Der zweite WM-Auftritt der Schweiz hat das Bundeshaus in eine kleine Fankurve verwandelt. Zahlreiche Mitglieder von National- und Ständerat schauten sich das Spiel gegen Togo vor den Ratssälen an und stellten die Politik für einmal ins Abseits.

Die Sportbegeisterten unter den Parlamentariern richteten sich kurz nach Sitzungsbeginn in der Wandelhalle oder in der hauseigenen Cafeteria vor den TV-Geräten ein, um die Nati anzufeuern. Ratsvizepräsidentin Christine Egerszegi (FDP/AG) hatte dabei ein Einsehen mit den Fussballfans. Sie setzte die ersten Abstimmungen auf das Ende des Spiels an und machte es damit möglich, «mit einem oder auch mit beiden Augen den Match zu schauen». Richtig Stimmung kam in der improvisierten Fankurve nach dem Schweizer Führungstreffer durch Alex Frei auf. Der Jubel in der Wandelhalle lockte auch viele jener Räte aus dem Saal, die sich zuvor mit der dort abgehaltenen Fragestunde beschäftigten. Wer in den gelichteten Reihen des Nationalratssaals ausharrte, wurde von Bundespräsident Moritz Leuenberger über den Schweizer Führungstreffer orientiert.

In der Bewertung des Spiels gingen die Meinungen zunächst ähnlich weit auseinander wie jeweils bei den Ratsdebatten. Während die einen eine haushohe Überlegenheit der Schweiz diagnostizierten, kritisierten die anderen eine zu zögerliche Spielweise oder ärgerten sich über die Chancen der Togolesen. Viel diskutiert wurde naturgemäss die Frage, ob nun die linke oder die rechte Seite besser spiele. Bei der togolesischen Druckphase zum Schluss der Partie litten dann auch etliche Parlamentarier mit.
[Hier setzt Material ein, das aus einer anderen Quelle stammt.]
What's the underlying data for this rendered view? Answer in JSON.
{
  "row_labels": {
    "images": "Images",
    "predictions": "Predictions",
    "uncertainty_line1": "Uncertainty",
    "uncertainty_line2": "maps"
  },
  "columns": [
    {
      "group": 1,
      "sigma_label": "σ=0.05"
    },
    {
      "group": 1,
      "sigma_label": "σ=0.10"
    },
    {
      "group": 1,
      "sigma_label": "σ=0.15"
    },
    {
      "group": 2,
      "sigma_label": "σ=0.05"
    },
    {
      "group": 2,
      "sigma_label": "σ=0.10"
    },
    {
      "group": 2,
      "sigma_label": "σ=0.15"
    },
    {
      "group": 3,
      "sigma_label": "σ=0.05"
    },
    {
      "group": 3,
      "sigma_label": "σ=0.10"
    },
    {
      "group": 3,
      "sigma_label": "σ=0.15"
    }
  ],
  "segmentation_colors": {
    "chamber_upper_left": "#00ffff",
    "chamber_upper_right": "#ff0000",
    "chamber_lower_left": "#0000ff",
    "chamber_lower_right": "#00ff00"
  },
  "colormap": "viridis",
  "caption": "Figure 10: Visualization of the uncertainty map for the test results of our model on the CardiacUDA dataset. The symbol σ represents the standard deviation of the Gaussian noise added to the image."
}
Als dann aber Tranquillo Barnetta kurz vor Schluss den Schweizer Sieg sicher stellte, riss es die Politiker jubelnd von ihren Sitzen. Vizepräsidentin Egerszegi gratulierte der Nati umgehend zum Erfolg. Nicht mit von der Partie war hingegen Sportminister Samuel Schmid. Er fand keine Zeit, das Spiel zu schauen, liess sich aber stets aktuell über den Spielstand informieren, wie er im Radio 24 versicherte.

Die derzeitige Fussballbegeisterung der politischen Schweiz ist nicht nur im Innern des Parlamentsgebäudes zu spüren, sie strahlt auch gegen aussen ab. An der Front des Bundeshauses, die derzeit renovationsbedingt in ein Baugerüst eingepackt ist, prangt seit längerem in grossen Lettern der Slogan «Fussball regiert». Genehmigt wurde der Aushang von den Präsidenten der beiden Räte. Sie sehen darin einen ironischen Denkanstoss über die Allgegenwärtigkeit der Fussball-WM, wie auf kritische Fragen im Nationalrat beschieden wurde.